In what is believed to be the first documented use of the feature that resulted in an actual rescue, the Alaska Department of Public Safety said state troopers were notified at 2:00 a.m. and sprung into action.
The alert came from Apple’s Emergency Response Center (something we didn’t know existed until now), allowing search and rescue teams to determine the exact GPS coordinates of the stranded person. The snowmobile was safe and sound.

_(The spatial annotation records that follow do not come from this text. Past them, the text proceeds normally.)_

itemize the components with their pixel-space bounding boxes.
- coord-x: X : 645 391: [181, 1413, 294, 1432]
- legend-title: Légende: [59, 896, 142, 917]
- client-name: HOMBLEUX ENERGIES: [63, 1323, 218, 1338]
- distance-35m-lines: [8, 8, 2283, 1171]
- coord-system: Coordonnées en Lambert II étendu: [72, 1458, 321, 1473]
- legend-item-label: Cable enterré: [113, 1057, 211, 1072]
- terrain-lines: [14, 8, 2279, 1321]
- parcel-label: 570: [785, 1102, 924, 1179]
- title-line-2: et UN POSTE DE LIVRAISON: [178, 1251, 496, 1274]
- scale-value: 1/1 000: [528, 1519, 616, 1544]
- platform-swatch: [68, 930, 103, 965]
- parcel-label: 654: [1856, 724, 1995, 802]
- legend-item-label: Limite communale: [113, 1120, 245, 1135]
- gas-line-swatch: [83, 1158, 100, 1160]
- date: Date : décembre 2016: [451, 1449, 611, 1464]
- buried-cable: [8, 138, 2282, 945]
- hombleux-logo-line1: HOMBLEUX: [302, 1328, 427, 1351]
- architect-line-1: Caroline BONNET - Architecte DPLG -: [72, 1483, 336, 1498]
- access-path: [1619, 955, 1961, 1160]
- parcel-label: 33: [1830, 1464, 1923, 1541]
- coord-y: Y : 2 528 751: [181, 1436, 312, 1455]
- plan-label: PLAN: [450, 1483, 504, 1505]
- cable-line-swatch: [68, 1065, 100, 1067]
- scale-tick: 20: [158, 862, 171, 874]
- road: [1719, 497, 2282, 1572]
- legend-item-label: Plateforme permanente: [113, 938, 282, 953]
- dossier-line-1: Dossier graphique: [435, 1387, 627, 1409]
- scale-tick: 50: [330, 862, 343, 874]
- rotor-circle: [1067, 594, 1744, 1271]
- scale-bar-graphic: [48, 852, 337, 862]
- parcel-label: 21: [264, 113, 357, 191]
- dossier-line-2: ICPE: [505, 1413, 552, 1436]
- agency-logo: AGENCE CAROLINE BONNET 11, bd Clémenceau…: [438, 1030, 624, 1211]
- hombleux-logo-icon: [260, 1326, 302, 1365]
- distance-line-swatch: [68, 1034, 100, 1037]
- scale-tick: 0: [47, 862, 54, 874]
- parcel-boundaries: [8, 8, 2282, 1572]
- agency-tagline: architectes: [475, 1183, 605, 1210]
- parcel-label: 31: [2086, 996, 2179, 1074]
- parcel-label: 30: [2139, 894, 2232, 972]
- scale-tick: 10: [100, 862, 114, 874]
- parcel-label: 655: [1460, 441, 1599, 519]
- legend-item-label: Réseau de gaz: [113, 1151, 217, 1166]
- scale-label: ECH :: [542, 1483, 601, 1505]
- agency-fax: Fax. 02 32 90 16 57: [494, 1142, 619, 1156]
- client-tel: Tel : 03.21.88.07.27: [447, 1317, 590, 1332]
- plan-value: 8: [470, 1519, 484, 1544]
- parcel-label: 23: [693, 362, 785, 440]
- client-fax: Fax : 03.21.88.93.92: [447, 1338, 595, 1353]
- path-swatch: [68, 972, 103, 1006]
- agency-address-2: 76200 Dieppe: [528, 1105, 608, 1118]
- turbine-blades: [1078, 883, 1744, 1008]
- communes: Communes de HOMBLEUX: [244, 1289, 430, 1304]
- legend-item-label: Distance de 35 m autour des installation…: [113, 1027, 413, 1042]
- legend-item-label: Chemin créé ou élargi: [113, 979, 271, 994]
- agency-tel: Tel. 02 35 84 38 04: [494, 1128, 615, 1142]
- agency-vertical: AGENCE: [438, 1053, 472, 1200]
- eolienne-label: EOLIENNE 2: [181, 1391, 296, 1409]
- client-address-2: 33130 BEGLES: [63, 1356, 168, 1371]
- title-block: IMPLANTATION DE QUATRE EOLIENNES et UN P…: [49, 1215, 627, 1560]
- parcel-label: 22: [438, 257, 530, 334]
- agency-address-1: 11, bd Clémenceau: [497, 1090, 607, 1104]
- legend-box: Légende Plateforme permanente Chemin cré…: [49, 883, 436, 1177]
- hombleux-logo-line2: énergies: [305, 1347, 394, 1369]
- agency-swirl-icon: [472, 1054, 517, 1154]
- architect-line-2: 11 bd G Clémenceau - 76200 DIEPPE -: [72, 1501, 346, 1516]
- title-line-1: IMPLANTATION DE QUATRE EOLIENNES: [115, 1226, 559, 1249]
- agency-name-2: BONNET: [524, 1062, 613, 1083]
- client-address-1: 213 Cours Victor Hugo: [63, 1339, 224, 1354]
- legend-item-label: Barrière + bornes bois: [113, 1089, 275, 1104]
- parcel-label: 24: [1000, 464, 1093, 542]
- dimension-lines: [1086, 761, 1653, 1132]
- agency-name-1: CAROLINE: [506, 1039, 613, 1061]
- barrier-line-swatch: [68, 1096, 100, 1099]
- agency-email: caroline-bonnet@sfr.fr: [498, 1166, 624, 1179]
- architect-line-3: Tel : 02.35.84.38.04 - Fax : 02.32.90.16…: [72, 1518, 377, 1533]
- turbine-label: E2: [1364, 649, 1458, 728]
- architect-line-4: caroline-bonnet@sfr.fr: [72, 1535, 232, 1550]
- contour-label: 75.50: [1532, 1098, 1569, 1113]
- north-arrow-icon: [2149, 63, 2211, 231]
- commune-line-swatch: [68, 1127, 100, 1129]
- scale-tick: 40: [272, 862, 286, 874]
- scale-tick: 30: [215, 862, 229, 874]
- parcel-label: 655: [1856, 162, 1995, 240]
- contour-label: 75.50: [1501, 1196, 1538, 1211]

According to a report from MacRumors, the military was “impressed with the accuracy and completeness of the information included in the initial alert.” The feature works by asking the iPhone 14 owner a series of questions about their predicament before sending a compressed message to emergency services via Globalstar’s satellite network.
The Alaska Department of Public Safety reports:
On December 1, 2022, around 2:00 a.m., the Alaska State Police received a report that an adult male snowmobile from Nurvik to Kotzebue had activated an Apple iPhone satellite emergency call on his iPhone after becoming stranded.
Working with local search and rescue teams, the Apple Emergency Response Center and the Northwest Arctic Search and Rescue Coordinator, NWAB SAR dispatched four volunteer searchers to the Nimiuk Point area directly using GPS coordinates provided by the Apple Emergency Response Center.
An adult man was found and taken to Kotseba by a volunteer search team. There are no reports of casualties among paratroopers.
Satellite emergency SOS messaging is now available in the United States and Canada and will continue roll out in the UK later this month.